Is your Failover working?

 Hey guys - have you tested your failover actually fails over and passes Web Traffic?

 

I have an XG450 17.5.5 MR5 - two PPPoE connections into the XG Direct. One is used a Primary WAN and one as Backup WAN.

WAN LinK manager configured correctly and to fire up the Backup if the Primary drops. Tested this by unplugging the primary WAN port - after a short time my RED reconnects to the Backup WAN fine.

All User based FW rules are set to MASQ as a NAT and have both WAN connections set as Primary and Secondary.

Now when I failover no web traffic passes - no matter what I try with Gateway Specific NAT or adding 0.0.0.0 to go via the Backup Port etc - I cannot pass web traffic.

 

Have you actually checked yours does pass traffic? I am thinking Bug as its not a routing issue and I can see the secondary connection has indeed kicked in and is passing traffic to RED.

 

Any suggestions?

 

  • Hi,

    you appear to be suffering from the mythical reconnect bug that does not exist, if you care to check the XG history. Many users have complained about this and it only affects the XG, never an issue with the UTM.

    I found that by editing but not changing the link caused the software to refresh the connection.

    Now from memory the Sophos answer was the XG is RFC compliant. Well who ever wrote the RFC was in pixie land of theory not reality and XG people who tested this must have gone to the Boeing school of software testing.

    Ian

  • In reply to rfcat_vk:

    Yeah and I always get to deal with that Mythical Sophos Level 1 Support Tech who knows all that answers about naff all first up.

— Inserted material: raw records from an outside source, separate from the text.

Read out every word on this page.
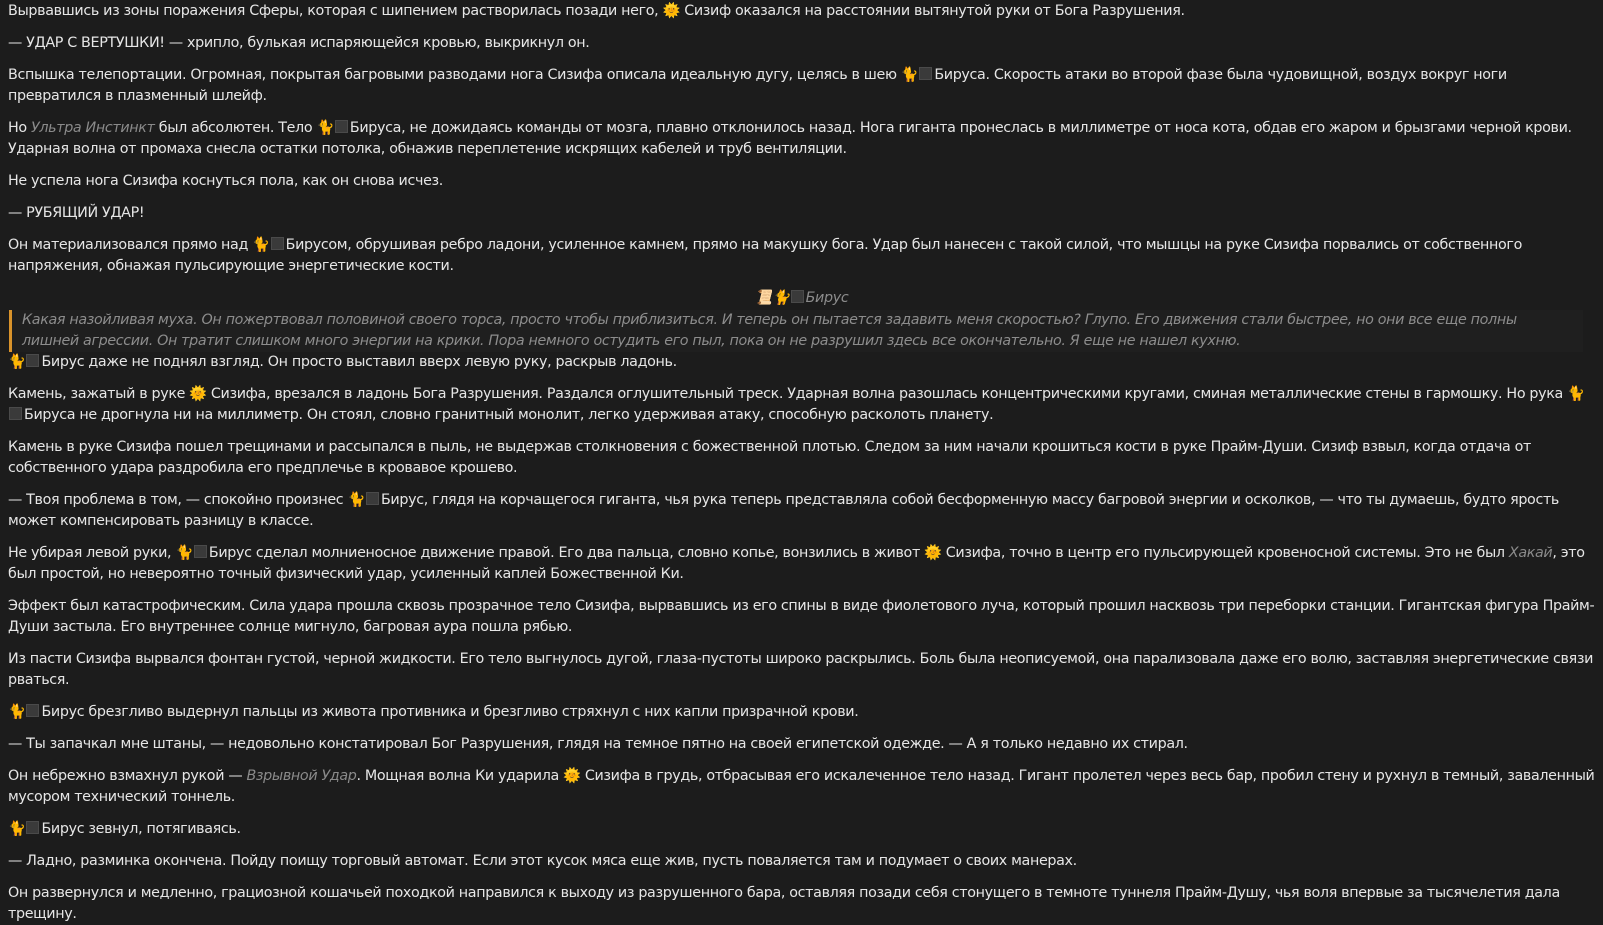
Вырвавшись из зоны поражения Сферы, которая с шипением растворилась позади него, 🌞 Сизиф оказался на расстоянии вытянутой руки от Бога Разрушения.

— УДАР С ВЕРТУШКИ! — хрипло, булькая испаряющейся кровью, выкрикнул он.

Вспышка телепортации. Огромная, покрытая багровыми разводами нога Сизифа описала идеальную дугу, целясь в шею 🐈 Бируса. Скорость атаки во второй фазе была чудовищной, воздух вокруг ноги превратился в плазменный шлейф.

Но Ультра Инстинкт был абсолютен. Тело 🐈 Бируса, не дожидаясь команды от мозга, плавно отклонилось назад. Нога гиганта пронеслась в миллиметре от носа кота, обдав его жаром и брызгами черной крови. Ударная волна от промаха снесла остатки потолка, обнажив переплетение искрящих кабелей и труб вентиляции.

Не успела нога Сизифа коснуться пола, как он снова исчез.

— РУБЯЩИЙ УДАР!

Он материализовался прямо над 🐈 Бирусом, обрушивая ребро ладони, усиленное камнем, прямо на макушку бога. Удар был нанесен с такой силой, что мышцы на руке Сизифа порвались от собственного напряжения, обнажая пульсирующие энергетические кости.

📜🐈 Бирус
Какая назойливая муха. Он пожертвовал половиной своего торса, просто чтобы приблизиться. И теперь он пытается задавить меня скоростью? Глупо. Его движения стали быстрее, но они все еще полны лишней агрессии. Он тратит слишком много энергии на крики. Пора немного остудить его пыл, пока он не разрушил здесь все окончательно. Я еще не нашел кухню.

🐈 Бирус даже не поднял взгляд. Он просто выставил вверх левую руку, раскрыв ладонь.

Камень, зажатый в руке 🌞 Сизифа, врезался в ладонь Бога Разрушения. Раздался оглушительный треск. Ударная волна разошлась концентрическими кругами, сминая металлические стены в гармошку. Но рука 🐈Бируса не дрогнула ни на миллиметр. Он стоял, словно гранитный монолит, легко удерживая атаку, способную расколоть планету.

Камень в руке Сизифа пошел трещинами и рассыпался в пыль, не выдержав столкновения с божественной плотью. Следом за ним начали крошиться кости в руке Прайм-Души. Сизиф взвыл, когда отдача от собственного удара раздробила его предплечье в кровавое крошево.

— Твоя проблема в том, — спокойно произнес 🐈 Бирус, глядя на корчащегося гиганта, чья рука теперь представляла собой бесформенную массу багровой энергии и осколков, — что ты думаешь, будто ярость может компенсировать разницу в классе.

Не убирая левой руки, 🐈 Бирус сделал молниеносное движение правой. Его два пальца, словно копье, вонзились в живот 🌞 Сизифа, точно в центр его пульсирующей кровеносной системы. Это не был Хакай, это был простой, но невероятно точный физический удар, усиленный каплей Божественной Ки.

Эффект был катастрофическим. Сила удара прошла сквозь прозрачное тело Сизифа, вырвавшись из его спины в виде фиолетового луча, который прошил насквозь три переборки станции. Гигантская фигура Прайм-Души застыла. Его внутреннее солнце мигнуло, багровая аура пошла рябью.

Из пасти Сизифа вырвался фонтан густой, черной жидкости. Его тело выгнулось дугой, глаза-пустоты широко раскрылись. Боль была неописуемой, она парализовала даже его волю, заставляя энергетические связи рваться.

🐈 Бирус брезгливо выдернул пальцы из живота противника и брезгливо стряхнул с них капли призрачной крови.

— Ты запачкал мне штаны, — недовольно констатировал Бог Разрушения, глядя на темное пятно на своей египетской одежде. — А я только недавно их стирал.

Он небрежно взмахнул рукой — Взрывной Удар. Мощная волна Ки ударила 🌞 Сизифа в грудь, отбрасывая его искалеченное тело назад. Гигант пролетел через весь бар, пробил стену и рухнул в темный, заваленный мусором технический тоннель.

🐈 Бирус зевнул, потягиваясь.

— Ладно, разминка окончена. Пойду поищу торговый автомат. Если этот кусок мяса еще жив, пусть поваляется там и подумает о своих манерах.

Он развернулся и медленно, грациозной кошачьей походкой направился к выходу из разрушенного бара, оставляя позади себя стонущего в темноте туннеля Прайм-Душу, чья воля впервые за тысячелетия дала трещину.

    I have three open tickets with them and still going months later - they have zero chance of making Sophos Connect work so I have no optimism over getting this resolved.

     

    I wonder what I can get for my Sophos boxes on eBay.....

  • Its a weird thing....

     

    External access back inbound is fine, pinging to outside from CLI is fine, but ping outside to the world behind a device on the local lan interface based on IPV4 (No DNS required) or red interface doesn’t work, trace routes stop at the XG and don’t pass onto the PPPOE default gateway, almost as if the Sophos XG doesn’t know how to handle the route table for external, even then adding in a manual Unicast route table for 8.8.8.8 out of the WAN port still doesn’t enable local devices to ping out to that ip… Either the XG is bugging out the backup interface weight size or bugging out the source natting behind the natted interface. I imagine this would be quite easy to replicate in-house on a virtual Sophos XG for replicating the issue.

  • In reply to M8ey:

    Simply start to perform Dumps and check, what is actually going on on this interface.

    You have the option to write the dumps into a file.

    https://community.sophos.com/products/community-chat/f/knowledge-base-article-suggestions/105811/how-to-tcpdump-on-xg

     

    PS: Actually both interfaces should be up and running in XG, not like SG (Backup interfaces are actually Down and will boot after master interface fails). 

     

    So start two dumps on both interfaces and write them into file. Perform your testing again and download the files. 

    Check in wireshark what is going on. 

    Could be couple of different issues (NAT is applied, but wrong IP, XG tries wrong interface, etc.etc.)

     

  • In reply to LuCar Toni:

    Could be many things however such a simple failover that doesn't failover is of concern.

    I have a ticket with Support to check it out as this and many other XG failings is beginning to become tiresome.

     

    Very difficult to produce as well as it must be done later at night when all users are away.

  • In reply to M8ey:

    Hi,

    what I think you are trying to capture which you can do during the day is the PPPoE handshake and keep alive packets. I think the XG ignores the PPPoE packets in preference to its own WAN link management and that is possibly where the conflict lies.

    Ian

  • In reply to rfcat_vk:

    To be clear.

    XG should have a stabile connection on both peers in all situation.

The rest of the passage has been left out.